Prediction of glory is hard to make

April 01, 2011 02:48 am | Updated 02:48 am IST - London:

UNIQUE: Saturday's will be the first all-Asian World Cup final and the first in which both sides will be led by wicket-keepers - M.S. Dhoni and Kumar Sangakkara.

UNIQUE: Saturday's will be the first all-Asian World Cup final and the first in which both sides will be led by wicket-keepers - M.S. Dhoni and Kumar Sangakkara.

Semifinals are notoriously limp, turgid and irritating so take no notice of events in Premadasa and Mohali. Semifinals are also won by the favourites so we can look forward to the final in busy Mumbai where India will fulfil its destiny and Sri Lanka retreat to its heavenly island muttering that all the fates are its enemies.

Perhaps the sporting gods have already decreed that Sachin will score his 100th hundred in his home town on this day of days. That is also his destiny but he played so wretchedly against Pakistan — for top score for heaven's sake — that the prediction of glory is hard to make.

My most fervent wish is that the final passes peacefully. I have pleasant memories of the Mumbai seafront area and nights of comfort in the Taj besides huge admiration for the courage of those journalists who risked all to bring the horrors of the invasion to our screens two years ago and the police and soldiers who brought it to an end.
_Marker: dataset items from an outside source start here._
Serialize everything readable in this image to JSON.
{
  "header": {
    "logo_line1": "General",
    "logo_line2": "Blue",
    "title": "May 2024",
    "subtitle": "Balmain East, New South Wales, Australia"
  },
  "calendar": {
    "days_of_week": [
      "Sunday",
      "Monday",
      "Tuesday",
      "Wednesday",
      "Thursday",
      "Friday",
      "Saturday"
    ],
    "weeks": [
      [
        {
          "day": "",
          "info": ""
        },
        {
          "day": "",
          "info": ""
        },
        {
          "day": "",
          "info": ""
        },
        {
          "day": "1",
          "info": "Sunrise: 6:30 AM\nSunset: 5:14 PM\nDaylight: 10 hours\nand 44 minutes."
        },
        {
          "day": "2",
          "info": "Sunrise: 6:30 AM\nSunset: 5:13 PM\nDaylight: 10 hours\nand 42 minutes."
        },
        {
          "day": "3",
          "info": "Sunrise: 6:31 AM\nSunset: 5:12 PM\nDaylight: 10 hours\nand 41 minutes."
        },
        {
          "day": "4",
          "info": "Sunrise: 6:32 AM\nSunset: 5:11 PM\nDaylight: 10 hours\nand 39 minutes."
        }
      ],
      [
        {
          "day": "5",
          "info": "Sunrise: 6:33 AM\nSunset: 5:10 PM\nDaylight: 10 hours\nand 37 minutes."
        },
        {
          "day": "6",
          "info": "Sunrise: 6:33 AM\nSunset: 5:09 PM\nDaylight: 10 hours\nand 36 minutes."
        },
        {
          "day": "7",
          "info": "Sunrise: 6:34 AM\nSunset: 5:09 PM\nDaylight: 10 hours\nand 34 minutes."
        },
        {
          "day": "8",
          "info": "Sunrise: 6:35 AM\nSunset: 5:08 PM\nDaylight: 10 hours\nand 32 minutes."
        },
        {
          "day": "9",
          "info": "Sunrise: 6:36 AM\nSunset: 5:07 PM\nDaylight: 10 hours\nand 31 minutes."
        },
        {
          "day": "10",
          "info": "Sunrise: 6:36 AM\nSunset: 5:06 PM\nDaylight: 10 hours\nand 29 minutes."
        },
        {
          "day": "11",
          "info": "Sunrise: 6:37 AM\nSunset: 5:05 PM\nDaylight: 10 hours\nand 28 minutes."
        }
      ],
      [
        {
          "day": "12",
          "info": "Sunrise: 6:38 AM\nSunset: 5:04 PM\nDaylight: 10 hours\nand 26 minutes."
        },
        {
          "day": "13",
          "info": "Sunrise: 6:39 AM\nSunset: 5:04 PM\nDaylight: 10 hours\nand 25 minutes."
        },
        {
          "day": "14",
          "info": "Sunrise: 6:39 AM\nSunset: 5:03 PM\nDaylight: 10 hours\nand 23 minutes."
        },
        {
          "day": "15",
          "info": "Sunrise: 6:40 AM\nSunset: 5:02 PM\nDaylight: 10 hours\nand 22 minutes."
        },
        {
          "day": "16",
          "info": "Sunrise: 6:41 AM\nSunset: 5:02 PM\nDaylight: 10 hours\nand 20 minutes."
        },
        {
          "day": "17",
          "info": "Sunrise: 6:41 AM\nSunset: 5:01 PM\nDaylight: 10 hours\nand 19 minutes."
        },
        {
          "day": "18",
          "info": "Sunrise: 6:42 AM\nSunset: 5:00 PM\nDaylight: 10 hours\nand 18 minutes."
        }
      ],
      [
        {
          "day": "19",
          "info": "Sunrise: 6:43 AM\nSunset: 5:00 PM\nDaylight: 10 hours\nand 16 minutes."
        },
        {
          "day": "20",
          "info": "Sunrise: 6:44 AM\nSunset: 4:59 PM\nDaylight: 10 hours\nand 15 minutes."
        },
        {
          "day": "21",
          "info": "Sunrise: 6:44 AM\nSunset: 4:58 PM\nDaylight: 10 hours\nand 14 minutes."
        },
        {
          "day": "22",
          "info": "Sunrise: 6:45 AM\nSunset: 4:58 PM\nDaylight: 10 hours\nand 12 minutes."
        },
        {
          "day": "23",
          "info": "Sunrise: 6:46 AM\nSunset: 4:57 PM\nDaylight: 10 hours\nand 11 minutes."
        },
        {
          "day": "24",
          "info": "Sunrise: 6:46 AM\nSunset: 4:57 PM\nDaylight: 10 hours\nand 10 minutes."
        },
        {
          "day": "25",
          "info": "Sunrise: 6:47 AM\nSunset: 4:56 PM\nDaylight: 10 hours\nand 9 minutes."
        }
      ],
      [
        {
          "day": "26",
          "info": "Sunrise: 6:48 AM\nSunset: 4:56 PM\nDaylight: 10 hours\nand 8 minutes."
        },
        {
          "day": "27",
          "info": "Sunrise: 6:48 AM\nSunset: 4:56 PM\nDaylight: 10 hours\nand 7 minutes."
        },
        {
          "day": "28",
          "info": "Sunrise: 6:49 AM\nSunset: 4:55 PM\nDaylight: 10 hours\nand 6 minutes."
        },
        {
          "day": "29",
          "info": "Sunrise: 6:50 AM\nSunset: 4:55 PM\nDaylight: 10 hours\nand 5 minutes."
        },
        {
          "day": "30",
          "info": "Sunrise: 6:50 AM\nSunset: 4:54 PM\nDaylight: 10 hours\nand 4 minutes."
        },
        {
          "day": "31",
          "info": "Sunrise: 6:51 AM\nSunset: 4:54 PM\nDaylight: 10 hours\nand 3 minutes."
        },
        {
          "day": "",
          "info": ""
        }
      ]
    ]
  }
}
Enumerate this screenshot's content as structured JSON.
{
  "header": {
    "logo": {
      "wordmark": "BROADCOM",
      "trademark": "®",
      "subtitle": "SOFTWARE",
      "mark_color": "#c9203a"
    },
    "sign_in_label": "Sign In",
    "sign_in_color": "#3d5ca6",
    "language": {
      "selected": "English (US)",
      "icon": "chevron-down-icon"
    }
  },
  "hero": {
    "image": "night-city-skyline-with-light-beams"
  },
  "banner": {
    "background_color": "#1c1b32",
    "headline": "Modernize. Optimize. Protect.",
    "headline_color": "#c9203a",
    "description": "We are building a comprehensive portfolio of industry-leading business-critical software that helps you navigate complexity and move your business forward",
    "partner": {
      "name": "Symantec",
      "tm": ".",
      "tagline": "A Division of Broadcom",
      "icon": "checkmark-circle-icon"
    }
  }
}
Now it is the ideal stage for the confrontation of opposites. India, boasts of so many well-trained, experienced stars against Sri Lanka's stroke players and experimental spinners. It is, of course, the first all-Asian final and the first in which both sides have been led by wicket-keepers.

Different mould

The two men who will stand, leap, scream and direct from behind the wickets on Saturday are from a different mould. Their fellows ought to disown them for they have few of the characteristics of the usual run of men with their own oversized gloves and of captains who have suffered the slings and arrows of ill fortune that go with leading a one-day side.

M.S. Dhoni is the calm influence India has needed to follow the long, strong leadership of Sourav Ganguly. He is able to bat forcefully, arrange operations and portray the cool which, so my children tell me, is the only word that covers every occasion. He is also a fine, correct keeper who barely knows the meaning of “dropped catch.” Somehow his concentration never wavers although it did at the height of the error-strewn Mohali match.

Kumar Sangakkara is more vivacious, a batsman of the finest class and just as accomplished with the gloves. He disdains the grand gesture of an Afridi, or the growling of Vettori but his word is law and his faith in his team absolute.

India's only triumph came 28 years ago, too remote to be relevant and Sri Lanka's success in 1996 will be a vague memory to most of its team today. Except for the smiling hero Muttiah Muralitharan who, like every conjuror, gestures with his left arm before performing his magic tricks with his right. He played at Lahore in 1996 and 15 years on he still has a bagful of magic.

Both teams will expect fireworks, a bumpy ride that leaves the result in doubt 10 overs from the end. It must be India but it will certainly not be victory at a canter.